LAWRENCE STEINMAN, MD: Yes. Well, one of the most striking things about MS is that over the past 20 years the ratio of females to males has increased from about 2 to 1 to over 3 to 1. So I don’t think that females have evolved that quickly. There must be something going on in the environment that has changed the situation.

Alternatively, one could argue that maybe we are reporting the disease better or that females are more vocal and are being ascertained in a more prevalent way. But this isn’t happening, as best we can tell. The ratio really is increasing dramatically.

So we set out in the laboratory to attempt to begin to answer the question about what might be differences between males and females. And the work I am describing was done first at my lab at Stanford by a very brilliant postdoc, Dr. Shannon Dunn, who moved to the University of Toronto after finishing her postdoc with me.

So, what she found: first of all, beginning in mice, we have an animal model of multiple sclerosis in mice. It’s a model that was first described about 80 years ago called, for want of a better term, EAE, experimental autoimmune encephalomyelitis. And in that model, females are much more susceptible [than] males.

So we were looking at various gene families that are under the control of androgens and estrogens. And one of the genes that was of most interest to us are a group of genes called the PPARs [peroxisome proliferator-activated receptors]. And they come in various varieties, and they are very sensitive to steroid hormones. So when we knocked out a particular member of the PPAR family — PPAR-alpha — it turned out that the susceptibility in males shot way up.

So what we learned from her studies in mice — and they are very elaborate, and they were published in top journals — was that PPAR, particularly PPAR-alpha and also PPAR-delta and -gamma, serve as brakes on the immune system.
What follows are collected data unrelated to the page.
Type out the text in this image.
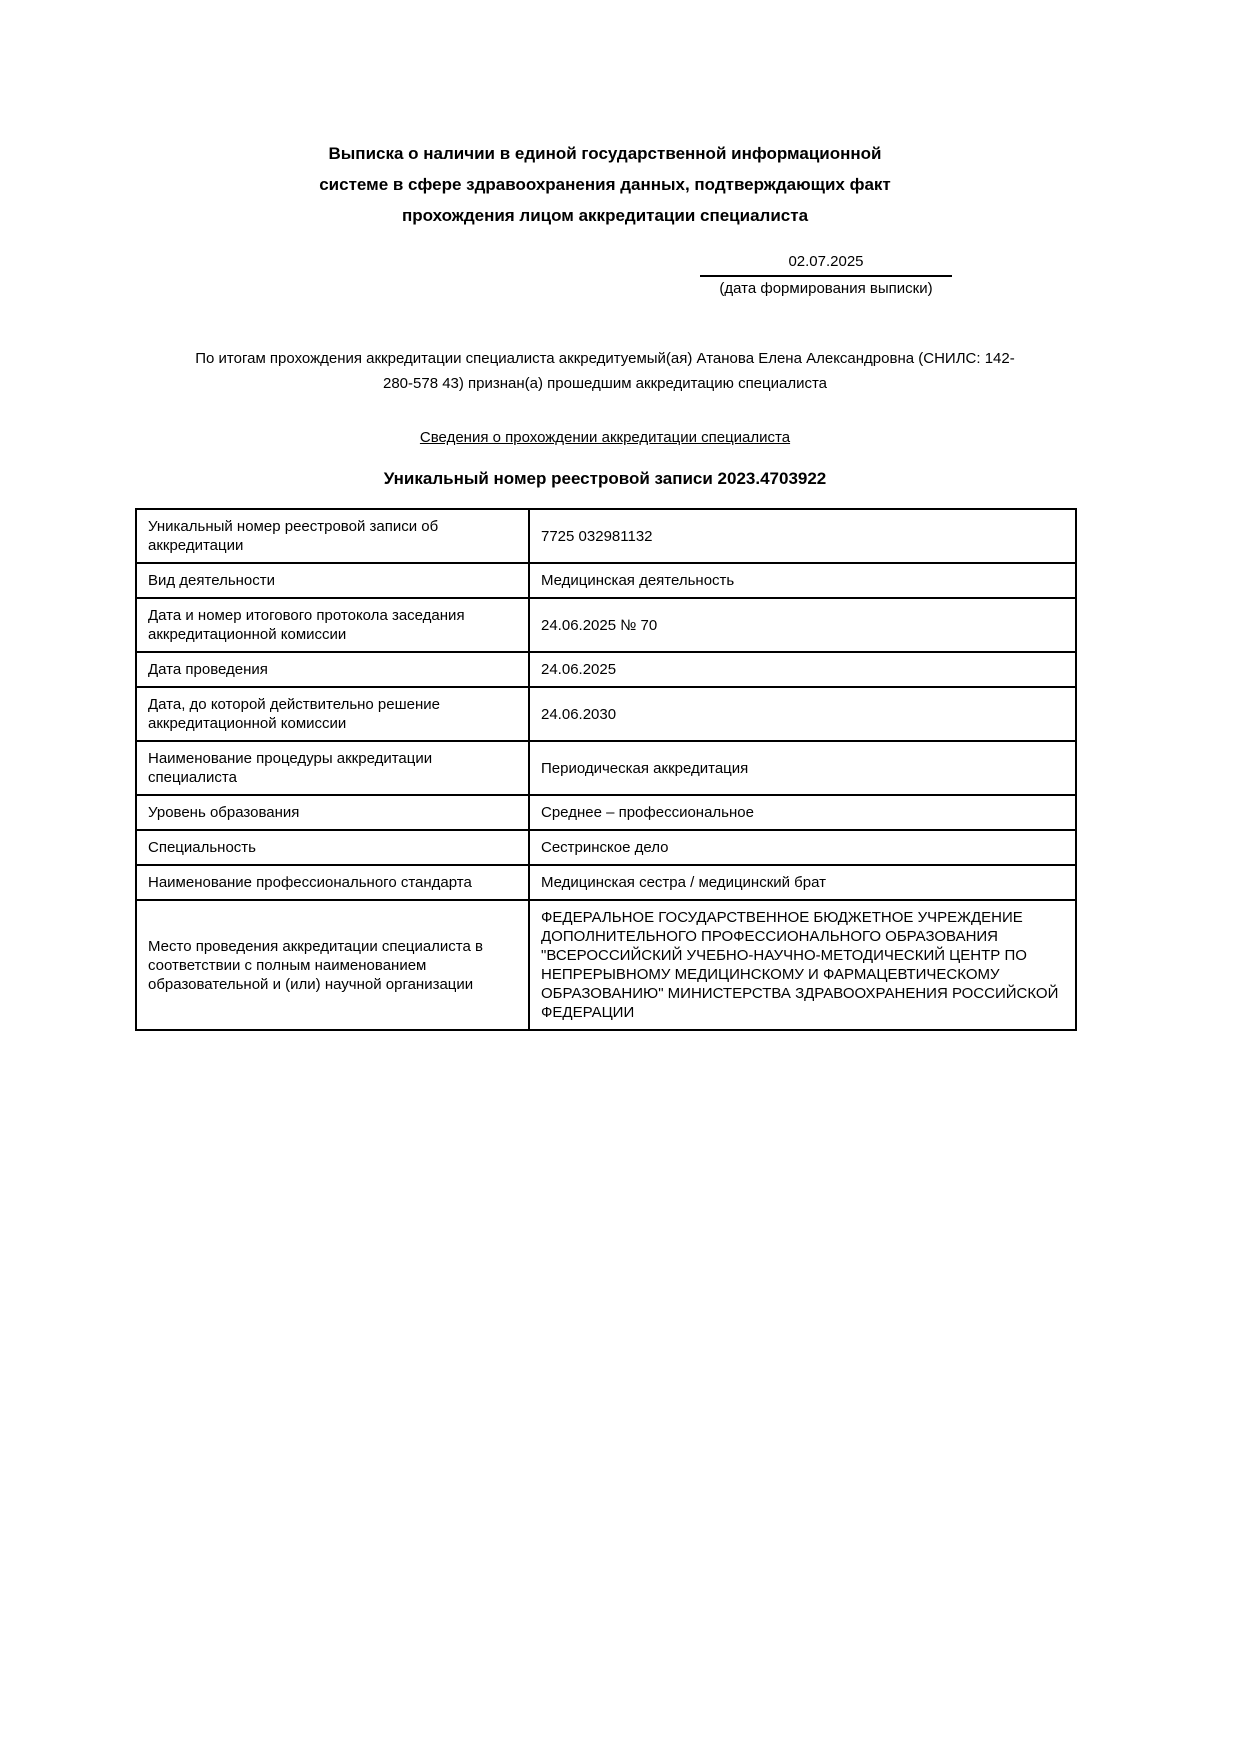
Выписка о наличии в единой государственной информационной системе в сфере здравоохранения данных, подтверждающих факт прохождения лицом аккредитации специалиста
02.07.2025
(дата формирования выписки)
По итогам прохождения аккредитации специалиста аккредитуемый(ая) Атанова Елена Александровна (СНИЛС: 142-280-578 43) признан(а) прошедшим аккредитацию специалиста
Сведения о прохождении аккредитации специалиста
Уникальный номер реестровой записи 2023.4703922
Уникальный номер реестровой записи об аккредитации	7725 032981132
Вид деятельности	Медицинская деятельность
Дата и номер итогового протокола заседания аккредитационной комиссии	24.06.2025 № 70
Дата проведения	24.06.2025
Дата, до которой действительно решение аккредитационной комиссии	24.06.2030
Наименование процедуры аккредитации специалиста	Периодическая аккредитация
Уровень образования	Среднее – профессиональное
Специальность	Сестринское дело
Наименование профессионального стандарта	Медицинская сестра / медицинский брат
Место проведения аккредитации специалиста в соответствии с полным наименованием образовательной и (или) научной организации	ФЕДЕРАЛЬНОЕ ГОСУДАРСТВЕННОЕ БЮДЖЕТНОЕ УЧРЕЖДЕНИЕ ДОПОЛНИТЕЛЬНОГО ПРОФЕССИОНАЛЬНОГО ОБРАЗОВАНИЯ "ВСЕРОССИЙСКИЙ УЧЕБНО-НАУЧНО-МЕТОДИЧЕСКИЙ ЦЕНТР ПО НЕПРЕРЫВНОМУ МЕДИЦИНСКОМУ И ФАРМАЦЕВТИЧЕСКОМУ ОБРАЗОВАНИЮ" МИНИСТЕРСТВА ЗДРАВООХРАНЕНИЯ РОССИЙСКОЙ ФЕДЕРАЦИИ
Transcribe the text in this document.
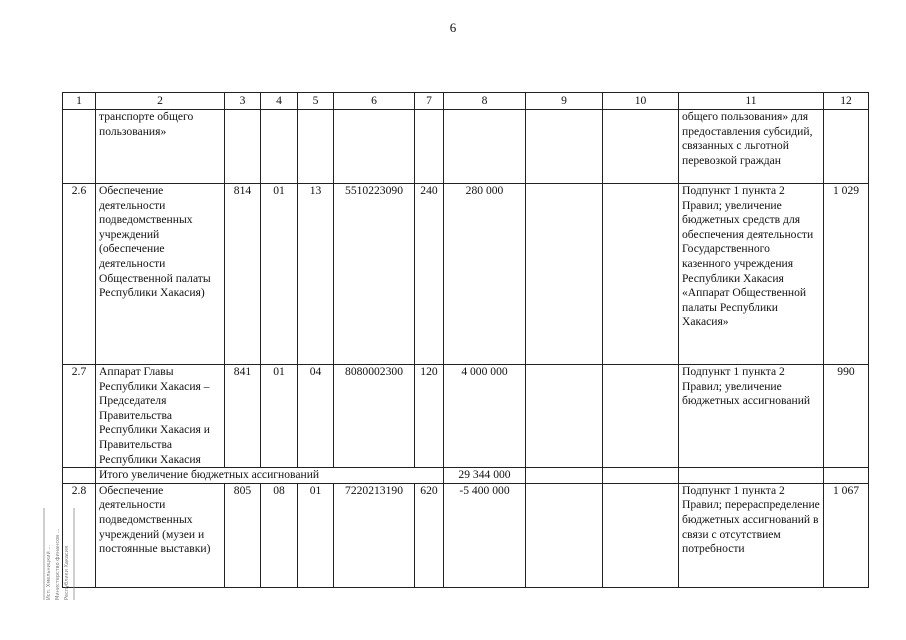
6
1	2	3	4	5	6	7	8	9	10	11	12
	транспорте общего пользования»									общего пользования» для предоставления субсидий, связанных с льготной перевозкой граждан	
2.6	Обеспечение деятельности подведомственных учреждений (обеспечение деятельности Общественной палаты Республики Хакасия)	814	01	13	5510223090	240	280 000			Подпункт 1 пункта 2 Правил; увеличение бюджетных средств для обеспечения деятельности Государственного казенного учреждения Республики Хакасия «Аппарат Общественной палаты Республики Хакасия»	1 029
2.7	Аппарат Главы Республики Хакасия – Председателя Правительства Республики Хакасия и Правительства Республики Хакасия	841	01	04	8080002300	120	4 000 000			Подпункт 1 пункта 2 Правил; увеличение бюджетных ассигнований	990
	Итого увеличение бюджетных ассигнований						29 344 000				
2.8	Обеспечение деятельности подведомственных учреждений (музеи и постоянные выставки)	805	08	01	7220213190	620	-5 400 000			Подпункт 1 пункта 2 Правил; перераспределение бюджетных ассигнований в связи с отсутствием потребности	1 067
Исп. Хмельницкий ... Министерство финансов ... Республики Хакасия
So is it the case, at least in a mouse, that female mouse have, say, a smaller amount of the brake, if you will, than a male mouse? And the answer is yes. And it turns out that in the liver and on their T cells and in other places we look, that the males have much more of PPAR-alpha than females. If we castrate the males — and that’s a horrible experiment — the PPAR level drops.

We also noticed that in a cage, the alpha male, the dominant male, has the highest level of PPAR. So it’s exquisitely sensitive to testosterone. If we give testosterone to females, they’ll grow a moustache in a mouse — I’m saying that facetiously — but they will also increase their level of PPARs.